Sunday, January 28, 2007

Good For Them, Bad For Us

[The following article originally appeared in the Roanoke Times on December 17, 2006]

What’s Good For Them Is Bad for Us
By Jerry Fuhrman

I read with dismay in the Richmond Times-Dispatch on Monday that Governor Kaine intends to propose another series of tax increases next year in order to fix the roads up north.

It’s dismaying for two reasons: (1) the state is already so awash in cash that it is incapable of spending it fast enough and (2) the transportation issue is, by and large, a Northern Virginia issue, one that, in its being solved through higher taxes, will have an adverse effect on this area. While Northern Virginia gains nice roads, Southwest Virginia loses more jobs.

Up north, the issues of the day revolve around businesses being stacked atop one another. Smart growth (sometimes called growth management or land management), and mass transit, along with alternative fuels, are the primary topics of discussion.

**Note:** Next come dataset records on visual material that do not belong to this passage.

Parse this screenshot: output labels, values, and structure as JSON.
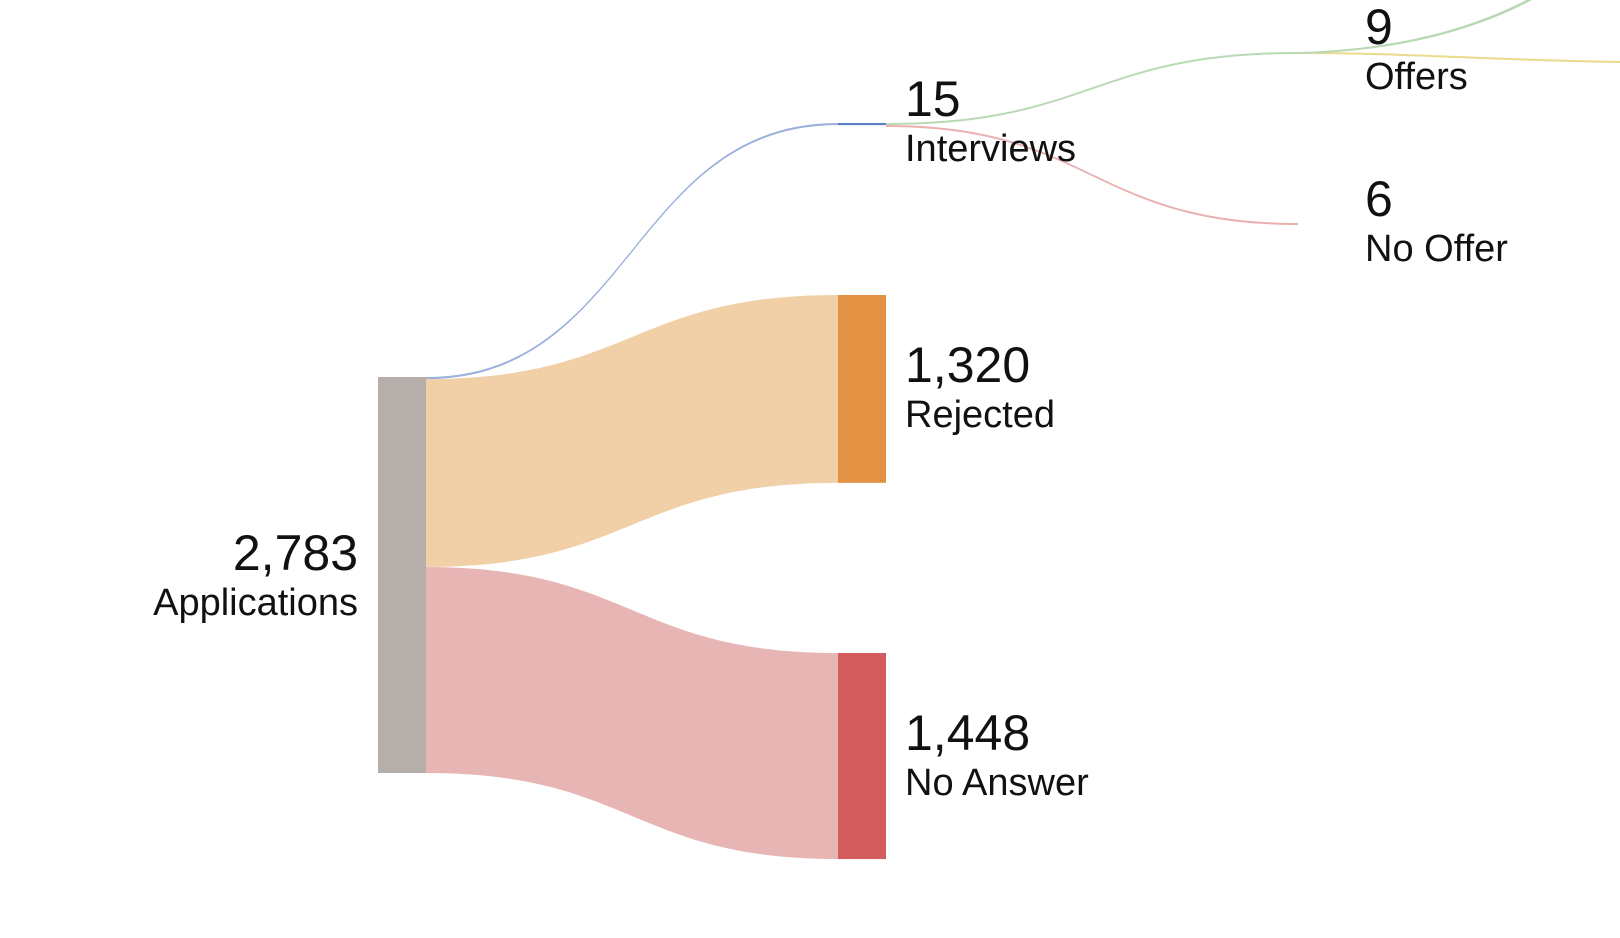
{
  "chart_data": {
    "type": "sankey",
    "title": "",
    "nodes": [
      {
        "id": "applications",
        "name": "Applications",
        "value": 2783,
        "value_label": "2,783",
        "color": "#b5aeab"
      },
      {
        "id": "interviews",
        "name": "Interviews",
        "value": 15,
        "value_label": "15",
        "color": "#5b7fc6"
      },
      {
        "id": "rejected",
        "name": "Rejected",
        "value": 1320,
        "value_label": "1,320",
        "color": "#e39143"
      },
      {
        "id": "no_answer",
        "name": "No Answer",
        "value": 1448,
        "value_label": "1,448",
        "color": "#d45c5c"
      },
      {
        "id": "offers",
        "name": "Offers",
        "value": 9,
        "value_label": "9",
        "color": "#8fc28a"
      },
      {
        "id": "no_offer",
        "name": "No Offer",
        "value": 6,
        "value_label": "6",
        "color": "#e08a8a"
      }
    ],
    "links": [
      {
        "source": "applications",
        "target": "interviews",
        "value": 15,
        "color": "#9bb0dc"
      },
      {
        "source": "applications",
        "target": "rejected",
        "value": 1320,
        "color": "#f1cfa7"
      },
      {
        "source": "applications",
        "target": "no_answer",
        "value": 1448,
        "color": "#e8b5b5"
      },
      {
        "source": "interviews",
        "target": "offers",
        "value": 9,
        "color": "#b8d9b4"
      },
      {
        "source": "interviews",
        "target": "no_offer",
        "value": 6,
        "color": "#eab0b0"
      }
    ]
  }
}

Here in Southwest Virginia, our most pressing issues relate to employers and how we might gain a few. And to hold on to the few we have. We talk here of improving the quality of a woefully inadequate public education system. And of improving the quality of the drinking water. In Southwest Virginia - in 2006 – we talk about putting sewer systems into communities that have never had them.

It’s not that we don’t have our own transportation wish list. There is certainly discussion in some circles about the necessary completion of the Coalfields Expressway and about much-needed improvements to U.S. 58. Then there’s the ongoing debate about I-81 from Roanoke to Wytheville and whether it needs to be upgraded, or converted into some kind of traffic-congesting toll road.

That's all, in the big scheme of things, probably important. But generally, transportation issues aren't uppermost in the thoughts and discussions of folks around here.

What’s uppermost? Paychecks. Food. Clothing. Shelter. The kinds of things taken for granted in the fabulously prosperous north. We think about our small communities like Chilhowie and Galax and the Narrows being decimated by the loss of thousands of jobs in recent years.

What we need in order to solve our job-loss problems are employers, pure and simple. What we don’t need are more taxes adding to an already heavy burden being carried by those who provide us with an ever-dwindling number of jobs.


A message for state Senators Phil Puckett and Roscoe Reynolds, both of whom can be called upon to loyally carry the Democratic Party’s water when it’s time to vote in favor of another tax hike to solve transportation issues that are, overwhelmingly, northern Virginia issues: Your allegiance is not to Fairfax or Alexandria. You owe it to your constituents here to vote in their best interests. In fact, it goes beyond that. Your votes in favor of tax hikes do considerable damage to those who are most in need of your help.

There are those who argue that we shouldn’t be trying to pound a wedge between north and south; that we’re all ultimately in this together. Really? It’s fair to suggest that higher taxes will drive more Southwest Virginia employers out of business and our governor and most state legislators are arguing in favor of raising them and raising them again. We are all in this together to benefit whom?

We’re going to raise taxes here to pay a quarter of a billion dollars to construct a tunnel for a small stretch of rail line from Tyson’s Corner to Dulles airport (that amount is just to run it underground; the four-mile railroad extension project will cost $4 billion in its entirety) so as to not affect property values and to preserve Tyson’s scenic ambience?

We’re willing to vote people out of work in Saltville and Pulaski and Hillsville for that?

People in the state’s poorest county, Lee, are going to pay for a tunnel in Fairfax County, the state’s wealthiest, so people don’t have to look upon an unsightly train track when they stroll over to Starbuck’s for their daily Venti Peppermint Java Chip Frappuccino?

I don’t think so.

It’s time our elected representatives were on our side. That means voting to create jobs. And that is accomplished, in part, by reducing the tax burden on Southwest Virginia’s employers.

Folks up north want their roads repaired? Ain’t nobody stopping them.